Mitglieder der Föderation sozialer Anarchisten forderten auf einer Kundgebung in Most (Brüx) am 1. Mai eine Verkürzung der Arbeitszeit auf 30 Wochenstunden.
In Prag kam es erwartungsgemäß zu gewalttätigen Auseinandersetzungen zwischen Polizei und Anarchisten. Mehr als 50 Menschen wurden festgenommen.

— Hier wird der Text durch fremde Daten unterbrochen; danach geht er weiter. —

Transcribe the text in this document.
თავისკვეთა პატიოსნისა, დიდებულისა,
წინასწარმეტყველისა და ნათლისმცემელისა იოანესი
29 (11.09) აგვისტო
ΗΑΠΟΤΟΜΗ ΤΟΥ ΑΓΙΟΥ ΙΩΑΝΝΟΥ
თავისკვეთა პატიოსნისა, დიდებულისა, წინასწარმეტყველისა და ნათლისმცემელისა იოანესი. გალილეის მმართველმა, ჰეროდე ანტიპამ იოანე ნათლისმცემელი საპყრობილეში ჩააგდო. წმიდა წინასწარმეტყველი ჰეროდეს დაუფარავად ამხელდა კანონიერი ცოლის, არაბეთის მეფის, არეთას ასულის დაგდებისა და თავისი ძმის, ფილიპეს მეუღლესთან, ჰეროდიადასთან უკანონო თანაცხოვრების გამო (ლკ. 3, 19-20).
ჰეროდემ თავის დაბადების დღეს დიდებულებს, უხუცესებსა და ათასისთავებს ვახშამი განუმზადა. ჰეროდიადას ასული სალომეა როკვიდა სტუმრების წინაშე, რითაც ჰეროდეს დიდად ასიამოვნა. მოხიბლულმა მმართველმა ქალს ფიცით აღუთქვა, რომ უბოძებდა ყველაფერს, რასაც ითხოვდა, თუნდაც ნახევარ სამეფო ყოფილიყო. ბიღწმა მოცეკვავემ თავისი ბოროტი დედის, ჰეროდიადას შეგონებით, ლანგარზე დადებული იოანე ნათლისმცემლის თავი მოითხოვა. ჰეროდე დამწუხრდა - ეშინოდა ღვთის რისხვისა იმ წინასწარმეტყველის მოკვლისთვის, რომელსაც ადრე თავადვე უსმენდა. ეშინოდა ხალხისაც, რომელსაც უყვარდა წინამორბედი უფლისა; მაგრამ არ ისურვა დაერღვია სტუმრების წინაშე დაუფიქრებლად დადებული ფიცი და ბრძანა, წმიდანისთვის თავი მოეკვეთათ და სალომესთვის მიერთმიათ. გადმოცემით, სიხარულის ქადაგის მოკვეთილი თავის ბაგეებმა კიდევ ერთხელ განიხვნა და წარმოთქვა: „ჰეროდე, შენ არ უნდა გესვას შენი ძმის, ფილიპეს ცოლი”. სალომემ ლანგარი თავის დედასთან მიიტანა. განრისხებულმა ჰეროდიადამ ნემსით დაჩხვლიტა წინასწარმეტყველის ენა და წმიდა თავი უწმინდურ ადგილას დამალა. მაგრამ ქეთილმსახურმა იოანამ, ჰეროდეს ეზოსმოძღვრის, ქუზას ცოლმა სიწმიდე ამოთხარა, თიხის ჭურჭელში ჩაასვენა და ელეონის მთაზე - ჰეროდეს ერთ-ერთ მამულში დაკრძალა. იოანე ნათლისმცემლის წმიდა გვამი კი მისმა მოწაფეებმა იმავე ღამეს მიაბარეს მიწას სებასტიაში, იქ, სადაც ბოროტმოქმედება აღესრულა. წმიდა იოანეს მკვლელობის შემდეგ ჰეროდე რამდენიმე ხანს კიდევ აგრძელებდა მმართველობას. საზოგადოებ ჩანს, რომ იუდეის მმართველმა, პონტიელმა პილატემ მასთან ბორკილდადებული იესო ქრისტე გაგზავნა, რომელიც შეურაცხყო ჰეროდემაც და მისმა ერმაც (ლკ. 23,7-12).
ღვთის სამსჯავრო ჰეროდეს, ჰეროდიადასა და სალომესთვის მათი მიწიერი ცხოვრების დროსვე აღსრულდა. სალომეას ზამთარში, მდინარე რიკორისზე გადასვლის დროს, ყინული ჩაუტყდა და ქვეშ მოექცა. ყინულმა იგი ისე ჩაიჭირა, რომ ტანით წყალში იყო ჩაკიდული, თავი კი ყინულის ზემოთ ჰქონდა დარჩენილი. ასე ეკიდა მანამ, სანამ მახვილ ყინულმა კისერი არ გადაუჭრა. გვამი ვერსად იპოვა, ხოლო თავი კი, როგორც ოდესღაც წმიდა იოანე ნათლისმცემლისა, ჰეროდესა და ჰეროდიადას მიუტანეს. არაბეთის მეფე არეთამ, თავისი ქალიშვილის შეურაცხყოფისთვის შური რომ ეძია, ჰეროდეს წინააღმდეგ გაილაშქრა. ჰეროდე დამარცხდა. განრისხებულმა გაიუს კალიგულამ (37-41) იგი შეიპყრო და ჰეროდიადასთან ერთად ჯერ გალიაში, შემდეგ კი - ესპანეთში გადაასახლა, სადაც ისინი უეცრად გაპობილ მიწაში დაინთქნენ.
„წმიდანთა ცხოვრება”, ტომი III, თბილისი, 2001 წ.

Im mährischen Zlin wiederum feierten Hunderte von Einwohnern der Stadt den 1. Mai gemeinsam mit Tomas Bata, dem Sohn des weltberühmten Schuhfabrikanten, im Garten des Geburtshauses des Unternehmers. Dabei erinnerten sie an den 1. Mai vor 78 Jahren. Damals lud Bata senior seine Arbeitnehmer und deren Angehörige zum ersten Mal zur Maifeier ein, die einen Gegenpol zu den kommunistischen Feierlichkeiten darstellte. Darüber hinaus würdigte man das Verdienst von Bata. Er hatte mit seinem Schuhimperium die Stadt Zlin und die Tschechische Republik über die Landesgrenzen hinaus bekannt gemacht.